Of course Alice would take offense at that. She’d always shown a special fondness for David; she’d been one of those officious big sisters who act like a second mother, almost a competition mother. Whereas Lily, who’d been eight when he was born, had viewed him as kind of a nuisance.
“Self-centered now and self-centered before,” she told Alice. “Close-mouthed, secretive…Did he ever give us the slightest inkling who his friends were, or his girlfriends?”
“That’s just because he’s a guy,” Alice said. “Guys don’t like to chitchat.”
“Even when they’re little?
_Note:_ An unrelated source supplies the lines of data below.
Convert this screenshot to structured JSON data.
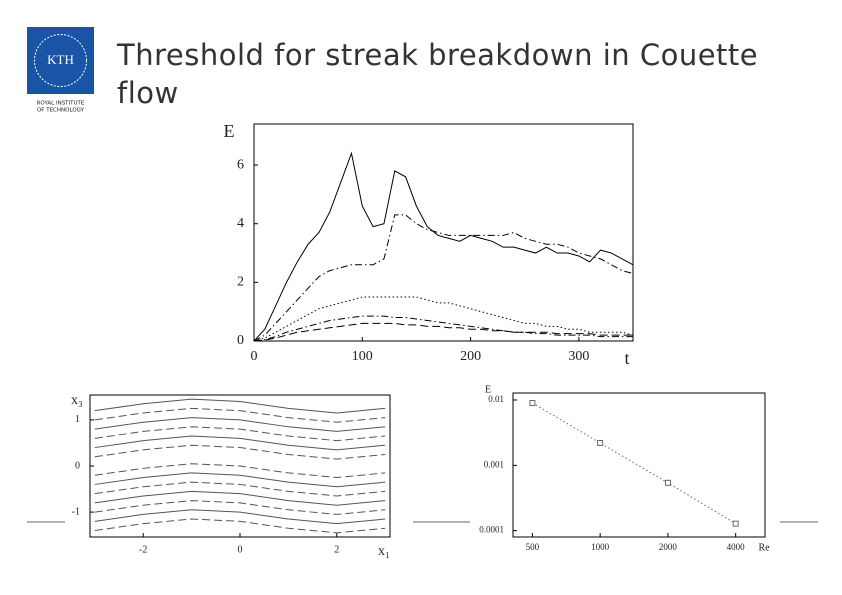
{
  "title": "Threshold for streak breakdown in Couette flow",
  "logo": {
    "name": "KTH",
    "caption": [
      "ROYAL INSTITUTE",
      "OF TECHNOLOGY"
    ]
  },
  "chart_data": [
    {
      "type": "line",
      "xlabel": "t",
      "ylabel": "E",
      "x": [
        0,
        10,
        20,
        30,
        40,
        50,
        60,
        70,
        80,
        90,
        100,
        110,
        120,
        130,
        140,
        150,
        160,
        170,
        180,
        190,
        200,
        210,
        220,
        230,
        240,
        250,
        260,
        270,
        280,
        290,
        300,
        310,
        320,
        330,
        340,
        350
      ],
      "series": [
        {
          "color": "#000000",
          "style": "solid",
          "values": [
            0,
            0.4,
            1.2,
            2.0,
            2.7,
            3.3,
            3.7,
            4.4,
            5.4,
            6.4,
            4.6,
            3.9,
            4.0,
            5.8,
            5.6,
            4.6,
            3.9,
            3.6,
            3.5,
            3.4,
            3.6,
            3.5,
            3.4,
            3.2,
            3.2,
            3.1,
            3.0,
            3.2,
            3.0,
            3.0,
            2.9,
            2.7,
            3.1,
            3.0,
            2.8,
            2.6
          ]
        },
        {
          "color": "#000000",
          "style": "dashdot",
          "values": [
            0,
            0.2,
            0.6,
            1.0,
            1.4,
            1.8,
            2.2,
            2.4,
            2.5,
            2.6,
            2.6,
            2.6,
            2.8,
            4.3,
            4.3,
            4.0,
            3.8,
            3.7,
            3.6,
            3.6,
            3.6,
            3.6,
            3.6,
            3.6,
            3.7,
            3.5,
            3.4,
            3.3,
            3.3,
            3.2,
            3.0,
            2.9,
            2.8,
            2.6,
            2.4,
            2.3
          ]
        },
        {
          "color": "#000000",
          "style": "dotted",
          "values": [
            0,
            0.1,
            0.3,
            0.5,
            0.7,
            0.9,
            1.1,
            1.2,
            1.3,
            1.4,
            1.5,
            1.5,
            1.5,
            1.5,
            1.5,
            1.5,
            1.4,
            1.3,
            1.3,
            1.2,
            1.1,
            1.0,
            0.9,
            0.8,
            0.7,
            0.6,
            0.6,
            0.5,
            0.5,
            0.4,
            0.4,
            0.3,
            0.3,
            0.3,
            0.3,
            0.2
          ]
        },
        {
          "color": "#000000",
          "style": "dashdot",
          "values": [
            0,
            0.05,
            0.15,
            0.3,
            0.4,
            0.5,
            0.6,
            0.7,
            0.75,
            0.8,
            0.85,
            0.85,
            0.85,
            0.8,
            0.8,
            0.75,
            0.7,
            0.65,
            0.6,
            0.55,
            0.5,
            0.45,
            0.4,
            0.35,
            0.3,
            0.3,
            0.25,
            0.25,
            0.2,
            0.2,
            0.2,
            0.2,
            0.15,
            0.15,
            0.15,
            0.15
          ]
        },
        {
          "color": "#000000",
          "style": "dashed",
          "values": [
            0,
            0.03,
            0.1,
            0.2,
            0.3,
            0.35,
            0.4,
            0.45,
            0.5,
            0.55,
            0.6,
            0.6,
            0.6,
            0.6,
            0.55,
            0.55,
            0.5,
            0.5,
            0.45,
            0.45,
            0.4,
            0.4,
            0.35,
            0.35,
            0.3,
            0.3,
            0.3,
            0.3,
            0.25,
            0.25,
            0.25,
            0.25,
            0.2,
            0.2,
            0.2,
            0.2
          ]
        }
      ],
      "xlim": [
        0,
        350
      ],
      "ylim": [
        0,
        7.4
      ],
      "xticks": [
        0,
        100,
        200,
        300
      ],
      "yticks": [
        0,
        2,
        4,
        6
      ]
    },
    {
      "type": "line",
      "xlabel": "x₁",
      "ylabel": "x₃",
      "x": [
        -3,
        -2,
        -1,
        0,
        1,
        2,
        3
      ],
      "series": [
        {
          "color": "#555555",
          "style": "solid",
          "values": [
            1.2,
            1.35,
            1.45,
            1.4,
            1.25,
            1.15,
            1.25
          ]
        },
        {
          "color": "#555555",
          "style": "dashed",
          "values": [
            1.0,
            1.15,
            1.25,
            1.2,
            1.05,
            0.95,
            1.05
          ]
        },
        {
          "color": "#555555",
          "style": "solid",
          "values": [
            0.8,
            0.95,
            1.05,
            1.0,
            0.85,
            0.75,
            0.85
          ]
        },
        {
          "color": "#555555",
          "style": "dashed",
          "values": [
            0.6,
            0.75,
            0.85,
            0.8,
            0.65,
            0.55,
            0.65
          ]
        },
        {
          "color": "#555555",
          "style": "solid",
          "values": [
            0.4,
            0.55,
            0.65,
            0.6,
            0.45,
            0.35,
            0.45
          ]
        },
        {
          "color": "#555555",
          "style": "dashed",
          "values": [
            0.2,
            0.35,
            0.45,
            0.4,
            0.25,
            0.15,
            0.25
          ]
        },
        {
          "color": "#555555",
          "style": "dashed",
          "values": [
            -0.2,
            -0.05,
            0.05,
            0,
            -0.15,
            -0.25,
            -0.15
          ]
        },
        {
          "color": "#555555",
          "style": "solid",
          "values": [
            -0.4,
            -0.25,
            -0.15,
            -0.2,
            -0.35,
            -0.45,
            -0.35
          ]
        },
        {
          "color": "#555555",
          "style": "dashed",
          "values": [
            -0.6,
            -0.45,
            -0.35,
            -0.4,
            -0.55,
            -0.65,
            -0.55
          ]
        },
        {
          "color": "#555555",
          "style": "solid",
          "values": [
            -0.8,
            -0.65,
            -0.55,
            -0.6,
            -0.75,
            -0.85,
            -0.75
          ]
        },
        {
          "color": "#555555",
          "style": "dashed",
          "values": [
            -1.0,
            -0.85,
            -0.75,
            -0.8,
            -0.95,
            -1.05,
            -0.95
          ]
        },
        {
          "color": "#555555",
          "style": "solid",
          "values": [
            -1.2,
            -1.05,
            -0.95,
            -1.0,
            -1.15,
            -1.25,
            -1.15
          ]
        },
        {
          "color": "#555555",
          "style": "dashed",
          "values": [
            -1.4,
            -1.25,
            -1.15,
            -1.2,
            -1.35,
            -1.45,
            -1.35
          ]
        }
      ],
      "xlim": [
        -3.1,
        3.1
      ],
      "ylim": [
        -1.54,
        1.54
      ],
      "xticks": [
        -2,
        0,
        2
      ],
      "yticks": [
        -1,
        0,
        1
      ]
    },
    {
      "type": "scatter",
      "xlabel": "Re",
      "ylabel": "E",
      "xlog": true,
      "ylog": true,
      "line": true,
      "x": [
        500,
        1000,
        2000,
        4000
      ],
      "series": [
        {
          "color": "#666666",
          "style": "dotted",
          "values": [
            0.009,
            0.0022,
            0.00054,
            0.000128
          ]
        }
      ],
      "xlim": [
        410,
        5400
      ],
      "ylim": [
        8e-05,
        0.0128
      ],
      "xticks": [
        500,
        1000,
        2000,
        4000
      ],
      "yticks": [
        0.0001,
        0.001,
        0.01
      ]
    }
  ]
}
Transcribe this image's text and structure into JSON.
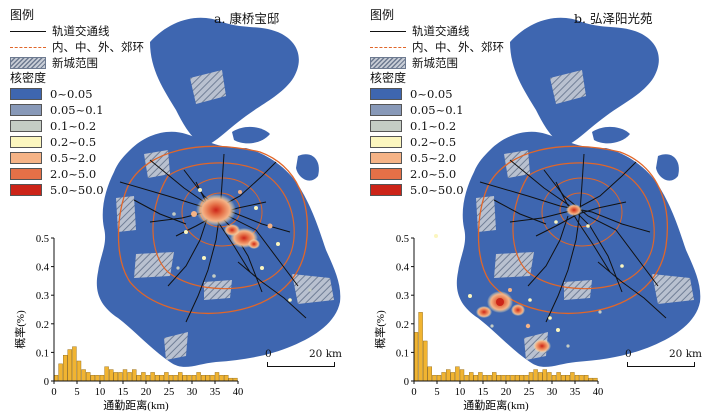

Robby likes to chitchat.”
“Well, so did David, back when he was little,” Alice said. “Remember?” There was a smile in her voice now. “Remember that mouse joke he loved?”
“No.”
“This mouse and this elephant happen to meet in the jungle, and the mouse looks up at the elephant and says, ‘My, you’re big!’?” (Alice made her voice go tiny.) “And the elephant says”—in booming tones—“?‘My, you’re little!’ Then the mouse says”—tiny voice again—“?‘Well, I been sick.’?”
There was a silence.
“Get it?” Alice asked.
“Yes, sure, I get it,” Lily said, “but—”
“He would totally crack himself up every time he told that joke. And he told it a lot, to everybody. But think about it: the point was what a lame, self-serving excuse that little mouse made. Don’t you find it kind of surprising that a five-year-old would understand that?”
“He was five?” Lily asked.
“He was five. Still in kindergarten.”
“So what are you saying: he understands now that his family’s not worth talking to?”
“No-ho-ho. Lily.”
“He understands that a divorcée who-knows-how-much older than him is the woman he wants to marry?”
“He didn’t say a word about marriage!”
“Tell me you really believe that Greta’s only a friend,” Lily said.
“Well, who can say? Maybe she is,” Alice said.
Then she changed the subject to what Mercy had brought for dessert.
* * *
—
Neither Lily nor Morris thought to ask Robby his opinion of Greta, but at supper the next evening he said, “Mama, is Emily’s mother going to marry Uncle David?”
“We don’t know, hon,” Lily said. “What makes you ask?”
“Because Daddy said she was Uncle David’s girlfriend but Emily said she wasn’t.”
“Oh, really?” Lily said. She and Morris looked at each other. “Well, then!” she said.
“Emily’s already got a dad in Minnesota, is why.”
“Oh,” Lily said.
“She went to visit him at Christmastime, all by herself.”
“I see.”
Robby dragged an upside-down spoonful of mashed potatoes over his tongue, thoughtfully. Then he said, “When you and Daddy got married, did your family approve the intended?”
Lily laughed, mostly out of surprise. She never knew what Robby would retain in that head of his. “They certainly did,” she said. “First your aunt Alice met him and then Pop-Pop and Grandmom, and everybody loved him.”
“Well, I wouldn’t go that far,” Morris said. He reached for a biscuit. “I had to have an extremely difficult conversation with your pop-pop,” he told Robby. “I was nervous as all get-out.”